TARİKAT GERÇEĞİ

Ali Bayramoğlu ([email protected] )
9.2.01 SABAH

Esad Çoşan"ın cenazesi ülkenin en önemli sorunlarından birisi haline geldi. Günlerdir gazetelerin birinci sayfalarını cenaze haberleri, Nakşibendiliği anlatan yorumlar, Özal'ın ve diğer siyasetçilerin "tarikat müritliği"ni tartışmaya açan yazılar kaplıyor. Devlet ve siyasetin de en önemli gündem maddelerinden biri haline geldi cenaze...
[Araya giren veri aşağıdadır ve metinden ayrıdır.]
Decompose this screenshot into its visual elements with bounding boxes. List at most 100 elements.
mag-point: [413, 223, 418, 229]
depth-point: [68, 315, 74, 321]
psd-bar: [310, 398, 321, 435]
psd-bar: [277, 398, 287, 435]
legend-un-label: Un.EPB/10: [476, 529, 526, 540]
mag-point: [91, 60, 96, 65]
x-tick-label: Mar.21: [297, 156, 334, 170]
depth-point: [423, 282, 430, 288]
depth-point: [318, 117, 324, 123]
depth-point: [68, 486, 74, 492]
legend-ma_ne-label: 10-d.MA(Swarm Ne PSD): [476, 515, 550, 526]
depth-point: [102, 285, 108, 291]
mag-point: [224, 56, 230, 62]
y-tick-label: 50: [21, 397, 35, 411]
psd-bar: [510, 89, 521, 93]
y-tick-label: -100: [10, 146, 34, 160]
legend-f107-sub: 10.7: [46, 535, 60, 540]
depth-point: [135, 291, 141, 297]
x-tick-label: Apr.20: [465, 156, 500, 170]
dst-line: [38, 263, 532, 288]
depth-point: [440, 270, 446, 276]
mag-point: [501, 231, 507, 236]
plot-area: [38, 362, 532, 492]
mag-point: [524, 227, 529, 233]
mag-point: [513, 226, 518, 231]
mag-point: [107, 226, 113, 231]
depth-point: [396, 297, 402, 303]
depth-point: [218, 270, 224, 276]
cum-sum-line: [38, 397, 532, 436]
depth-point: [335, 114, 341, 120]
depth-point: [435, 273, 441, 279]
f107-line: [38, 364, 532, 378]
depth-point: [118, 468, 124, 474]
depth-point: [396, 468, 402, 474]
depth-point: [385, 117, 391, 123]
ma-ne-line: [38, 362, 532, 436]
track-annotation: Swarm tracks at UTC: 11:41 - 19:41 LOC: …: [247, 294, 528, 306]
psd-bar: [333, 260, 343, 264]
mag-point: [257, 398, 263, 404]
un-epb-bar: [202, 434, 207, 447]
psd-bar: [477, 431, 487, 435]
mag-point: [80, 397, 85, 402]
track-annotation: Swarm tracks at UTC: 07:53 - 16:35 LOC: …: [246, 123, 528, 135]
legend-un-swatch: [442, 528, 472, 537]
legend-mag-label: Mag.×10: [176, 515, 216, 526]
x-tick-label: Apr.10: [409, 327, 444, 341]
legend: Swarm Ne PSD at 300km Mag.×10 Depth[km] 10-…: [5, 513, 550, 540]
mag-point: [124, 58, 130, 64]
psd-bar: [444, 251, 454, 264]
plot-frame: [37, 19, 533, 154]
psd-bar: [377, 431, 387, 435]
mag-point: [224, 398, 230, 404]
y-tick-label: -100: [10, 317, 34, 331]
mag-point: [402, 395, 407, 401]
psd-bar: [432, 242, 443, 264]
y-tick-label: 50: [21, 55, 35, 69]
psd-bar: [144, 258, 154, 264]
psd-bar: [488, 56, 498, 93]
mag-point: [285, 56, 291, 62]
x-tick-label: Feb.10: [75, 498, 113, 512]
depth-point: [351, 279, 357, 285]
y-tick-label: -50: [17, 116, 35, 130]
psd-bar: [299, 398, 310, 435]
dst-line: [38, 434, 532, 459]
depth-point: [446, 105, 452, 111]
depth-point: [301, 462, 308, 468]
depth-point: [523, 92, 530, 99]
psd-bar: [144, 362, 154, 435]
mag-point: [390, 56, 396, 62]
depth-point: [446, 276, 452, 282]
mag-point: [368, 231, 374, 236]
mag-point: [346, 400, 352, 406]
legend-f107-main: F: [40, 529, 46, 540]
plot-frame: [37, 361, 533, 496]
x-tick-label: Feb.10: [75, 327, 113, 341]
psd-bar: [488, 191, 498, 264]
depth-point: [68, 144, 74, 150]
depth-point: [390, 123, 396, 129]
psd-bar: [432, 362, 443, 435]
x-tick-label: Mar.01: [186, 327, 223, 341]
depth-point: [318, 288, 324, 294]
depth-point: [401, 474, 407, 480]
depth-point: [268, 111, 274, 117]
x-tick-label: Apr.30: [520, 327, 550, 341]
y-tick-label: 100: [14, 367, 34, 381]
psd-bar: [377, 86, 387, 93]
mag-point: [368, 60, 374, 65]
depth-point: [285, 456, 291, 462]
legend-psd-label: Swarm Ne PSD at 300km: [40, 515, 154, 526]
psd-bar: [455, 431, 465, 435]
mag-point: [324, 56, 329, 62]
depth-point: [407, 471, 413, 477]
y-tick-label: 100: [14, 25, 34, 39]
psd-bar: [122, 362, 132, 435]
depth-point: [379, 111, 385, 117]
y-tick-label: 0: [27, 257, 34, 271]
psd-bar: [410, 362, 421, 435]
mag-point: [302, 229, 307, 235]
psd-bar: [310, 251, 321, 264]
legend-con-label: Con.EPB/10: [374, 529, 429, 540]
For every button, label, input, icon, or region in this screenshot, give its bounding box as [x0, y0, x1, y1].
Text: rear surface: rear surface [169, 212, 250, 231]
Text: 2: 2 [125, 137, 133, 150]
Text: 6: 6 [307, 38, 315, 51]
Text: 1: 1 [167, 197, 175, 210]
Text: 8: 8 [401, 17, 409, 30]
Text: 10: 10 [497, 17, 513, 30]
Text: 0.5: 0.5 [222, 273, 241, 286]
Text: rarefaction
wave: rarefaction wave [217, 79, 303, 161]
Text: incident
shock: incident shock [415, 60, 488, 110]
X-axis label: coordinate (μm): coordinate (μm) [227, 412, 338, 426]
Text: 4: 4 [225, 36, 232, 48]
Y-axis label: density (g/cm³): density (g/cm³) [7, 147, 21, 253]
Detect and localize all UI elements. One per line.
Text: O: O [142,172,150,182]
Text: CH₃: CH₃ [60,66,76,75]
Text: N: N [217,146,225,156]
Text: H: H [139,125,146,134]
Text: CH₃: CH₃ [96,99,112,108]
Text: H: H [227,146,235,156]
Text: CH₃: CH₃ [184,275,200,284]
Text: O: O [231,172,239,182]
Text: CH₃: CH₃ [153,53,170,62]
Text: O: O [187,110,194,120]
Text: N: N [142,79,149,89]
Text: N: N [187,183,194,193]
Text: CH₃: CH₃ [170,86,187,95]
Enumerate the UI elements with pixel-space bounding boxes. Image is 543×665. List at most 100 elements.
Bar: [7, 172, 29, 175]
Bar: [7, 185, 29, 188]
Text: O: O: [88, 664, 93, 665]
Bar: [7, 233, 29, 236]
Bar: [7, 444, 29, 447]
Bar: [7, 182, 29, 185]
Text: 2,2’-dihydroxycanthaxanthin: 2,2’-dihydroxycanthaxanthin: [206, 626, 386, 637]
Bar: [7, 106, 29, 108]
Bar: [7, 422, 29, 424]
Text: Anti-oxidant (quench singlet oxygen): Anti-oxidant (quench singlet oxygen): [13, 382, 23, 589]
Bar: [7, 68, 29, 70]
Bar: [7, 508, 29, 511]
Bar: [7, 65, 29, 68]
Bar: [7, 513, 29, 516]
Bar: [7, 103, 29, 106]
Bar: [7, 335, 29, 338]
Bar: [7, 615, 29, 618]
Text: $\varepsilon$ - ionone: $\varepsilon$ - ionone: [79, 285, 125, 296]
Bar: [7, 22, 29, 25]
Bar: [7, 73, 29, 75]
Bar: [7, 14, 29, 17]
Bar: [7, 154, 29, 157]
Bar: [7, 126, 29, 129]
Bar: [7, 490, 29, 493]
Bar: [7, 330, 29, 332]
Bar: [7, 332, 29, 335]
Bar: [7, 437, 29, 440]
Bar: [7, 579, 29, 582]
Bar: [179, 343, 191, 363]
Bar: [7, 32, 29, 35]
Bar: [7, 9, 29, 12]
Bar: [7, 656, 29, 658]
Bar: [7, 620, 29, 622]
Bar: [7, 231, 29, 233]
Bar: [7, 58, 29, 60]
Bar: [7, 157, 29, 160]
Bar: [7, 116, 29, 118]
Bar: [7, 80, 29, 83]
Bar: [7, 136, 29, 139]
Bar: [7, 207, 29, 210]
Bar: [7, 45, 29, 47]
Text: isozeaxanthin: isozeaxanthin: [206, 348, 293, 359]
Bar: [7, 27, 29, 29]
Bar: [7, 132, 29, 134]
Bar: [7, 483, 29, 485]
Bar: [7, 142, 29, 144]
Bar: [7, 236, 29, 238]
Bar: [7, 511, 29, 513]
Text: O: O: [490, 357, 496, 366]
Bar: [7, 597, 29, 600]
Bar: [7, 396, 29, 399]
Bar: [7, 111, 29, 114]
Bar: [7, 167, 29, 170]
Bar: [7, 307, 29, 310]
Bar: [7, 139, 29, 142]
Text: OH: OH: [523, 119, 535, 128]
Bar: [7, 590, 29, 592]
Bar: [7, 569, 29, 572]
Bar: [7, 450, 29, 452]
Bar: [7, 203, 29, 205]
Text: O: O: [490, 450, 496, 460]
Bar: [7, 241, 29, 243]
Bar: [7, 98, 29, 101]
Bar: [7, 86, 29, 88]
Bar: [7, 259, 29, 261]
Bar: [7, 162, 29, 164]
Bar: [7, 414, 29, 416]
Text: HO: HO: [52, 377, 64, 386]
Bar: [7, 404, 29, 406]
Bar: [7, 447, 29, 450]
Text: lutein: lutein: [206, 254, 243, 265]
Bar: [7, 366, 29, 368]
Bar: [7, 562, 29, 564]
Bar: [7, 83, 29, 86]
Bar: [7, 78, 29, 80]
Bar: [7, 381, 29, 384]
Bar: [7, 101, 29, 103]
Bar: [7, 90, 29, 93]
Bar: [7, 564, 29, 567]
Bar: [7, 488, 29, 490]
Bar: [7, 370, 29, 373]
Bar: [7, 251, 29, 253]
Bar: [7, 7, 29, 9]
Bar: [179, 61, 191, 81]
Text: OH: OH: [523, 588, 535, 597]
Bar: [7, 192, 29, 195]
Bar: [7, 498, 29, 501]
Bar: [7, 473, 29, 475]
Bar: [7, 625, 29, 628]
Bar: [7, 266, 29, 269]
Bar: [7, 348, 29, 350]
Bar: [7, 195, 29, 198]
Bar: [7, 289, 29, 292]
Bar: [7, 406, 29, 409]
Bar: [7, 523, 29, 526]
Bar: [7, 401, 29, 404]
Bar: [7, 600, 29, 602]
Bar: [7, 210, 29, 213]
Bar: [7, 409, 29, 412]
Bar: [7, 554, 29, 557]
Kim ne derse desin, bu gelişmeler "siyaset-din" ve "siyaset-toplum" arasındaki doğal kanallara işaret ederek, kendiliğinden hayatiyet kazandırması itibariyle, "28 Şubat"tan bu yana esen en ciddi "28 Şubat karşıtı rüzgâr"dır.

Çünkü, gücünü "siyaset"ten değil, "toplumsal"dan ve "çıplak gerçekler"den almaktadır.

Erbakan'ın, başbakanlık konutunda tarikat liderlerine yemek verdiği için salvo ateşine tutulduğu, bu yemeğin RP kapatılma davasında laiklik karşıtı odak olmanın kanıtı olarak kullanıldığı günler daha dün gibi. Tarikatler, "irtica yuvaları", "fesat ocakları" olarak hâlâ takipte. Devletin hazırladığı binlerce sayfalık listelerde valilerden emniyet müdürlerine kadar tüm kamu görevlileri tarikat mensubu olup olmadıklarına göre tasnif ediliyor, işten çıkarılıyor.

Öte yandan ülkenin en ünlü Nakşibendi dergâhı şeyhinin Süleymaniye'ye gömülmesi için siyasetçilerin, partilerin, bakanların, Başbakan'ın seferber olduğuna tanıklık ediyoruz. Birkaç gün sonra cenazede on binlerce insanın yürüdüğüne de şahit olacağız.

Görülüyor ki, siyasi nitelikli asayiş tespitleri ve tedbirleri, sosyal gerçekleri ortadan kaldırmıyor. İstendiği kadar takibe uğrasın yasaklansın, yasaklardan dolayı yok sayılsın, "toplumsal olan, kendi işlevleri tükenmedikçe buharlaşmıyor".

Din bu ülkenin en ağır toplumsal gerçeklerinden birisidir.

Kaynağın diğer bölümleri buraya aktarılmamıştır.